The EcoWaste Coalition has put forward several action steps, which if carried out, would encourage a safer and cleaner celebration of the New Year.
These action steps include the following:

1. For President Benigno S. Aquino III to champion the campaign against firecrackers in the same way he led and succeeded in eliminating “wang-wang” on the streets.

2. For the government to wage a holistic campaign for a safe and climate-friendly New Year revelry that will educate the public about the health, safety and financial threats of toxic noisemakers to humans, animals and the whole ecosystems.

3. For law enforcers to impose a blanket ban on the sale of all types of firecrackers to children.

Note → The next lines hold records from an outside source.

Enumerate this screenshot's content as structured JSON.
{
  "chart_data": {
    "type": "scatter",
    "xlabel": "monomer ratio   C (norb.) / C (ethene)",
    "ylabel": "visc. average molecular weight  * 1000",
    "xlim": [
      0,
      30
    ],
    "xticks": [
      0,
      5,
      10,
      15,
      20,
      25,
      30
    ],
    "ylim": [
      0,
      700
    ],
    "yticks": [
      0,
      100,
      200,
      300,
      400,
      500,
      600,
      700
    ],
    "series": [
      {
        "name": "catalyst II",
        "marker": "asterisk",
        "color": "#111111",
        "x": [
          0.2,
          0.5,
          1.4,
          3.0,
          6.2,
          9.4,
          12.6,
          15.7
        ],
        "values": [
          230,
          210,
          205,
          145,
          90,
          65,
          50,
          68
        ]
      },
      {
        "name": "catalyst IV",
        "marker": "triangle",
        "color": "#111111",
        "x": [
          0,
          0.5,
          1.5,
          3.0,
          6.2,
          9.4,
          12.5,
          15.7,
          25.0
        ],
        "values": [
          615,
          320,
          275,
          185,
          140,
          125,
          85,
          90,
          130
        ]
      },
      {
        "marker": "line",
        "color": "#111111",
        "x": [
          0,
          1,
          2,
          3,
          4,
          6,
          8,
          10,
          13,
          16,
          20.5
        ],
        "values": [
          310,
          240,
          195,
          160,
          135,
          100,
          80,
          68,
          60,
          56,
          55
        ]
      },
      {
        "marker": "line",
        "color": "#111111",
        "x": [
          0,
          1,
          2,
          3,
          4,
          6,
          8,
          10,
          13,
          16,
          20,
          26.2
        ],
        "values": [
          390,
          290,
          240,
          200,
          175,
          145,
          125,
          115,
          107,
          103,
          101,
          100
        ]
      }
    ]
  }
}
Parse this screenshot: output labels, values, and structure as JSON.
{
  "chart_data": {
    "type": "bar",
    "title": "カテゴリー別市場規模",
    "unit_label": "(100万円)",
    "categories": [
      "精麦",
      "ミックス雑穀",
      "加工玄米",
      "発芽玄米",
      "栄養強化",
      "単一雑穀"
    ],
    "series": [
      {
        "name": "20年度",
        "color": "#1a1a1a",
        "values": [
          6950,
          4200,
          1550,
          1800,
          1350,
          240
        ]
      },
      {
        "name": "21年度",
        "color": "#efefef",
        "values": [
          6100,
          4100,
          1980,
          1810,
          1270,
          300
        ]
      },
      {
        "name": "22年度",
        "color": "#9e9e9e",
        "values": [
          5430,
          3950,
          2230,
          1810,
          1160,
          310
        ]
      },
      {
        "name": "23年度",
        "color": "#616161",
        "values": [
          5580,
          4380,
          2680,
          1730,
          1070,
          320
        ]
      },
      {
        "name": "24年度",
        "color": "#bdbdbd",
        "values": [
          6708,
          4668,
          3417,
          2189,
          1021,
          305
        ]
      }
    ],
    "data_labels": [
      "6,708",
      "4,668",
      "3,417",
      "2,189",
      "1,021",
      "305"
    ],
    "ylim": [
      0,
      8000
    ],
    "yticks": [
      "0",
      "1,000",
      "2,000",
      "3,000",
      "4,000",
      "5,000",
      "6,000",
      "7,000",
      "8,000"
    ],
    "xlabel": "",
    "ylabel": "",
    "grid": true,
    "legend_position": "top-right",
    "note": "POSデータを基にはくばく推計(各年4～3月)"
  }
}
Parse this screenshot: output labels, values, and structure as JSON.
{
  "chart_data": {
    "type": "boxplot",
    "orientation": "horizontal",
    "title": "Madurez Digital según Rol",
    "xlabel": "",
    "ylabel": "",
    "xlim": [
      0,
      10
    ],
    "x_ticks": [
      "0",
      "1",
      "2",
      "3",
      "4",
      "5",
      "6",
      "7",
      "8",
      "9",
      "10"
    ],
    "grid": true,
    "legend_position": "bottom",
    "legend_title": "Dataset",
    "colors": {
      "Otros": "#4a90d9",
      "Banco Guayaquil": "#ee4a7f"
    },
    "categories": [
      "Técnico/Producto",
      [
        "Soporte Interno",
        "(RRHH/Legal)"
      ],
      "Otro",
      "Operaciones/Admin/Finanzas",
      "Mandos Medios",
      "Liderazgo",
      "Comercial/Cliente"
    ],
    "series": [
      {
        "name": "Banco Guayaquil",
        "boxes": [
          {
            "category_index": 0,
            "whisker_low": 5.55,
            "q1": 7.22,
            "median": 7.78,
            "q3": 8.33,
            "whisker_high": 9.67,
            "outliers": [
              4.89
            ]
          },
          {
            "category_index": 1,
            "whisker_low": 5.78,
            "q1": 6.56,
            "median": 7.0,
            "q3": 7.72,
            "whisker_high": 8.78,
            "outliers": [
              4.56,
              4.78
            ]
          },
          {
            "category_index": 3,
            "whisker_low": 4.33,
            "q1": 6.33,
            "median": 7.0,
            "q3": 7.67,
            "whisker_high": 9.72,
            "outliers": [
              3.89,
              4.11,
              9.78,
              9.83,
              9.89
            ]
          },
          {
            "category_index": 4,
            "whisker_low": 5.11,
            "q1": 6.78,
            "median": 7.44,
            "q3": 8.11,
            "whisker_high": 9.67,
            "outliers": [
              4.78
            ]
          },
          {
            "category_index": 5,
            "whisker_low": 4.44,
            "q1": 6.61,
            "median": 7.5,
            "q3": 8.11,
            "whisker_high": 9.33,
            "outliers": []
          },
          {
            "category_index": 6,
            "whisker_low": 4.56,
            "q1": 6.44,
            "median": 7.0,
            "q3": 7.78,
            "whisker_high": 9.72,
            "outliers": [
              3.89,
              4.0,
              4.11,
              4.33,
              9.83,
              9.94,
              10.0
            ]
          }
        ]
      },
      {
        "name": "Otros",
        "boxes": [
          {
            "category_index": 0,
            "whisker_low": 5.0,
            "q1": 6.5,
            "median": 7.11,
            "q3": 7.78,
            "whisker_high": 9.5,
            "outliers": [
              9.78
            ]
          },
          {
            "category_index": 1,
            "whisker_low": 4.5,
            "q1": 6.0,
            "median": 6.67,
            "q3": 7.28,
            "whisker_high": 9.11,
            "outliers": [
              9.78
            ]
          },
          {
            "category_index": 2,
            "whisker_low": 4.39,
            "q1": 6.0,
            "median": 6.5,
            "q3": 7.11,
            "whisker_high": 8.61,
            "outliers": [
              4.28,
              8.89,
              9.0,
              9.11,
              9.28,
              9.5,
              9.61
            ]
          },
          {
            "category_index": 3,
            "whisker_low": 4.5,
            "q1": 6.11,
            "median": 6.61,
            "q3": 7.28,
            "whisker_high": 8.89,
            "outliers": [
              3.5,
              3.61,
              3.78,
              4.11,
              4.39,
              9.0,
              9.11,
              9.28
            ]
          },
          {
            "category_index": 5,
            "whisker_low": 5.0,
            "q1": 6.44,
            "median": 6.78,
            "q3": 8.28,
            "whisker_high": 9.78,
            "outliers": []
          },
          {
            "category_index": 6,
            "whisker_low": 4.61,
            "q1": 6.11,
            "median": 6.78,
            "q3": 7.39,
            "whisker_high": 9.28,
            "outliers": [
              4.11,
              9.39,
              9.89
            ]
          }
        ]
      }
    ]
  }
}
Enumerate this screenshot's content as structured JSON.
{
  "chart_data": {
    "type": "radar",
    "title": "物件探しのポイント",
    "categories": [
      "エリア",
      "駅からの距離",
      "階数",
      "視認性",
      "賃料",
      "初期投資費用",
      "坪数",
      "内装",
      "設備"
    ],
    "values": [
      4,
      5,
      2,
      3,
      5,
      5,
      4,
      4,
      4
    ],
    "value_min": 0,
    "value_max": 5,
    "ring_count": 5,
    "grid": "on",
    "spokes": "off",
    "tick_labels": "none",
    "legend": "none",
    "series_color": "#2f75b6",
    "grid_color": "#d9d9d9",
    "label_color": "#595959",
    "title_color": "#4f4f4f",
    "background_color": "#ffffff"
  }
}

4. For the health and police agencies to enforce a common revised list of banned firecrackers to include, among others, the notorious piccolo (the firecracker that caused most injuries among children) and “explosives” such as Bin Laden, King Kong, Goodbye Philippines, Goodbye Earth and Goodbye Universe.

5. For the customs and police authorities to enforce the ban on imported firecrackers and fireworks under Section 6 of Republic Act 7183 (“An Act Regulating the Sale, Manufacture, Distribution and Use of Firecracker and Other Pyrotechnic Devices.”).

6. For manufacturers of firecrackers and fireworks to disclose the chemical contents of their products and the resulting pollutants if these are lighted and imposing a “no data, no market” policy.

7. For legislative and judicial authorities to classify the indiscriminate firing of firearms as a heinous crime.

8. For the environmental regulators to conduct ambient air quality survey during and after the New Year’ celebrations to generate more concrete data to guide policy makers and the public.

9. For the authorities to ensure that no public funds will be spent for firecrackers and other pyrotechnics, including aerial fireworks, that will pollute the atmosphere and violate the people’s right to breathe clean air.

10. For the authorities to provide financial incentives to barangays promoting community celebrations sans firecrackers and fireworks where money can be spent for communal “salo-salo” and for providing “media noche” packs to indigent families.